The theme aims to draw attention to the consequences of the Transatlantic Slave Trade, especially the ways in which the enslaved Africans and their descendants influenced and continue to shape societies across the world, including in the areas of technology and culture.
The theme also highlights the persistent spirit and innovation of the enslaved people.
• The International Day aims to raise awareness about the dangers of racism and prejudice in today’s world.
• To honour of the Remember Slavery Programme’s 10-year anniversary, the Department of Public Information released a new logo and entered into new partnerships to help it meet its goals easily.
• In another token of remembrance, the video series ‘UN stories’ has produced a 90-second video, which is titled ‘the African Roots of Cuba's Music, on the transatlantic slave trade’s impact on the culture and music of Cuba.
• An exhibition titled ‘A Legacy of Black Achievement’ will also be opened for all in the visitor’s lobby at the headquarters of the United Nations in New York on 29 March 2017.

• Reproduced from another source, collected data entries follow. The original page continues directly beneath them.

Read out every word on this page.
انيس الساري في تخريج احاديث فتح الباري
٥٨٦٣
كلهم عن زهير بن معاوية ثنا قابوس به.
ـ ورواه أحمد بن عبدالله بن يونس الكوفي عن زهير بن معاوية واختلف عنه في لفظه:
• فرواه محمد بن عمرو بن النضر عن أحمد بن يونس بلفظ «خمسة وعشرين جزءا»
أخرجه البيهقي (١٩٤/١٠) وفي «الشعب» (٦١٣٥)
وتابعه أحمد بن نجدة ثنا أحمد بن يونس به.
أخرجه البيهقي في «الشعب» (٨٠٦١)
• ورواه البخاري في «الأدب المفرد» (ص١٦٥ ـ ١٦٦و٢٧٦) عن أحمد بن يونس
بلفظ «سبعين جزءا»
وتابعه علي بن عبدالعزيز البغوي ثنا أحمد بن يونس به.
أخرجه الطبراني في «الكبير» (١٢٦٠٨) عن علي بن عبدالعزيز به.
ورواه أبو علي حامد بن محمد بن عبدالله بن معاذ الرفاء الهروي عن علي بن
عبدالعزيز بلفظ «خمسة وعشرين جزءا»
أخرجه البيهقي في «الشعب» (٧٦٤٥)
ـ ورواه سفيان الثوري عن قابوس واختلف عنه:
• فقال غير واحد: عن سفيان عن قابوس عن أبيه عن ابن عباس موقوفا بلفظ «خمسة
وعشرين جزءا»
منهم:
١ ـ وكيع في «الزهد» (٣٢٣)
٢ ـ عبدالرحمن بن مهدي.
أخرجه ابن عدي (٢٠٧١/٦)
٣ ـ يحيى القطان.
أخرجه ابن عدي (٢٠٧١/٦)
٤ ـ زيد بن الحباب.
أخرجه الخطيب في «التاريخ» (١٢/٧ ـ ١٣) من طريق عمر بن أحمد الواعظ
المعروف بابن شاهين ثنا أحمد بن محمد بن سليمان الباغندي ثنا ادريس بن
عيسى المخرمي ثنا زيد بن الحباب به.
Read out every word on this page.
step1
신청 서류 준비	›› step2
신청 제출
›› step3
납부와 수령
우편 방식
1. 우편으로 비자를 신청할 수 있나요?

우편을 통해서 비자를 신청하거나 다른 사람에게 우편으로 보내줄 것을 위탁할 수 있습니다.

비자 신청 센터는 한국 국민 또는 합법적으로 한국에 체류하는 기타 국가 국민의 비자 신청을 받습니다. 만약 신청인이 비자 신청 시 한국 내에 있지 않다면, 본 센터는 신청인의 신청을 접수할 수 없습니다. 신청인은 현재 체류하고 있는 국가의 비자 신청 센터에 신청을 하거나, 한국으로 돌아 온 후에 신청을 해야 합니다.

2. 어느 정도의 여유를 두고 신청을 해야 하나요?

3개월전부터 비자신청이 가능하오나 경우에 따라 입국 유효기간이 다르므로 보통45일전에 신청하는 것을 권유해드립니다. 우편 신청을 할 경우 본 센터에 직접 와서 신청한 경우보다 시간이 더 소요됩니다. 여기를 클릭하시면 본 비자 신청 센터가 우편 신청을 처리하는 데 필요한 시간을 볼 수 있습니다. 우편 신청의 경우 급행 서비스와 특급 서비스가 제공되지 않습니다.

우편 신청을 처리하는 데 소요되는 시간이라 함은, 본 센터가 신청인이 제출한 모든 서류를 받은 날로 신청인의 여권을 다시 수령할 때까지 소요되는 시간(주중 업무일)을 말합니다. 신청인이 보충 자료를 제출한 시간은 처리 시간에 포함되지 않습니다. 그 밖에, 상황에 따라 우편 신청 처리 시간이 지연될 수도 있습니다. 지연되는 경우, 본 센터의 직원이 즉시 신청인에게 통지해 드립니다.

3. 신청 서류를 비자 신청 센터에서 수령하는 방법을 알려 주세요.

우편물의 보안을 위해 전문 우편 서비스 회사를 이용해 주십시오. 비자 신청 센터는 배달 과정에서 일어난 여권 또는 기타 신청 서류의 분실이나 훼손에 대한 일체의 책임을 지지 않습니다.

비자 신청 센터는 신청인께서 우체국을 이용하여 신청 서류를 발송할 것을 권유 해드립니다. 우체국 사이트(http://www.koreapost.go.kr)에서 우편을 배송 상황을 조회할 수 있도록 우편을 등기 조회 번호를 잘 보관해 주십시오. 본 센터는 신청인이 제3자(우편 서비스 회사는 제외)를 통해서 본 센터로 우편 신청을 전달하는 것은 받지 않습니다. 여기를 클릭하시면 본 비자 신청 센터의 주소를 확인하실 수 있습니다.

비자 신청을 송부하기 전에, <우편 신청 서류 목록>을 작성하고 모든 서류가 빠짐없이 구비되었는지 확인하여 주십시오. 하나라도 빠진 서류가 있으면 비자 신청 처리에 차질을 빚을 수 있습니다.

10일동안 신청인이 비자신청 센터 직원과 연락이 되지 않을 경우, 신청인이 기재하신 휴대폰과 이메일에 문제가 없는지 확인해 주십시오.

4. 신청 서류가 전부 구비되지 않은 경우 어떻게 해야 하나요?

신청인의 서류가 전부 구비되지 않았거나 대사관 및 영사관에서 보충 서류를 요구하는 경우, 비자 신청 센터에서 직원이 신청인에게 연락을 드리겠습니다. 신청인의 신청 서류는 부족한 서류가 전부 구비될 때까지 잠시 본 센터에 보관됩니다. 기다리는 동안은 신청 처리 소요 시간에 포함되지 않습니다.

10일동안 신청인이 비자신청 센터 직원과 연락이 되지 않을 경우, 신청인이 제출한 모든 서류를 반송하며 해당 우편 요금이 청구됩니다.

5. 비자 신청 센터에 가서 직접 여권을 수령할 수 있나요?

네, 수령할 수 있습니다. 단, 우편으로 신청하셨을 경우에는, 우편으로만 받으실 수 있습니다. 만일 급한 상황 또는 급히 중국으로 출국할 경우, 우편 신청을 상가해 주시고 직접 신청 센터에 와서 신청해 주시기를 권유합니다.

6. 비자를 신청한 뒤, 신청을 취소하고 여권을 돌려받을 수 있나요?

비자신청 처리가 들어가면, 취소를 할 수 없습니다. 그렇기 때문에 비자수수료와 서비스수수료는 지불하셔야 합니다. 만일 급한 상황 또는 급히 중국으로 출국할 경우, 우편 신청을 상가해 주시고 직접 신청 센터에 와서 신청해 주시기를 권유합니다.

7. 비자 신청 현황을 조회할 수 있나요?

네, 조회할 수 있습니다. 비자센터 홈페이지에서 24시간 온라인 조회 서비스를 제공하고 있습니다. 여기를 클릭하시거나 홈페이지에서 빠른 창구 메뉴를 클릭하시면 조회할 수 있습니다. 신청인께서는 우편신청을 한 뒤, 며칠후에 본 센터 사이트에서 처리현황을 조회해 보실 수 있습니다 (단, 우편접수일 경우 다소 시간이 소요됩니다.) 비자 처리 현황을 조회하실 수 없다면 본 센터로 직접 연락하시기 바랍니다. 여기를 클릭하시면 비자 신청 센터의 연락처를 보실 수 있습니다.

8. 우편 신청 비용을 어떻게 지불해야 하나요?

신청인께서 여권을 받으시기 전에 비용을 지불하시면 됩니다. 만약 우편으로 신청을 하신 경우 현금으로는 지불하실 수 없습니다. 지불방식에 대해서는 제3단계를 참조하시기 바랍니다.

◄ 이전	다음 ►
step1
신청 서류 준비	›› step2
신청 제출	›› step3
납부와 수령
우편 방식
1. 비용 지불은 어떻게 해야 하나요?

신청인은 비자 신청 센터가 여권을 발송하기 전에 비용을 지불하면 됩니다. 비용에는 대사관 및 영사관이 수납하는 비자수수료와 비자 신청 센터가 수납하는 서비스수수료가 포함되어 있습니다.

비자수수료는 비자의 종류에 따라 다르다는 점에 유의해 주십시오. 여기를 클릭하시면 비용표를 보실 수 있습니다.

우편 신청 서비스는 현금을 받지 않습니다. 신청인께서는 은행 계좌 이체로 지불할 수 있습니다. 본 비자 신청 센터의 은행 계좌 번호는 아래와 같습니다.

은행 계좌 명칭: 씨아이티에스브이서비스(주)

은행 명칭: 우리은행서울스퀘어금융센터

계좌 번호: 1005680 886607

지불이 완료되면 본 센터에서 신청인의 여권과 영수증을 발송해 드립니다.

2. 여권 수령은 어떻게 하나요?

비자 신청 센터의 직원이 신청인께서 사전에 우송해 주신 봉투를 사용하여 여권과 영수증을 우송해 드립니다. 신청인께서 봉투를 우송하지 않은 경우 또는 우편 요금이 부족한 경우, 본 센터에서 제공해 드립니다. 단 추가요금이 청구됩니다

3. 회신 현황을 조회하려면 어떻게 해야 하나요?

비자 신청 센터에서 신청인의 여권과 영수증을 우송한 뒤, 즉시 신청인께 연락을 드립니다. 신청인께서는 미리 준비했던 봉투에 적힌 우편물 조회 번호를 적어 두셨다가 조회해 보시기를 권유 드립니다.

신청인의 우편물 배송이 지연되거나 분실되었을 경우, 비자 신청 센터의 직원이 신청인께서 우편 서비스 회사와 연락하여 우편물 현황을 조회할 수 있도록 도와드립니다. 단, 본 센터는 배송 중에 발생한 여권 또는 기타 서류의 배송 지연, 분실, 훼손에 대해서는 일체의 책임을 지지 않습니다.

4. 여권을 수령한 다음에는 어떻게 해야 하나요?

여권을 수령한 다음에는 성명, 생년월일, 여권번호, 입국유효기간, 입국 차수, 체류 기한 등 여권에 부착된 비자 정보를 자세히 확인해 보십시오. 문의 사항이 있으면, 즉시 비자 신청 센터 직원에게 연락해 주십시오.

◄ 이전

• The exhibition, produced by the International Slavery Museum in Liverpool, will feature 21 notable personalities, belonging to different backgrounds who have paved the way for civil rights and the recognition and justice for Africans living in Africa, Europe, America and across the globe.
• It will be presented in partnership with the United Nations Department of Public Information’s Remember Slavery Programme.
• The transatlantic slave trade was the largest forced migration in history.
• The greatest movement of the African captives was to America.
• Almost 96 per cent of the enslaved Africans arrived in cramped ships at ports in South America and the Caribbean Islands.
• From 1501 to 1830, almost four African crossed the Atlantic for every one European.
• The result of this migration is visible even today with a large population of Africans still living in America.
• The transatlantic slave trade was one of the darkest chapters in history and more than 15 million men, women and children became victim to it.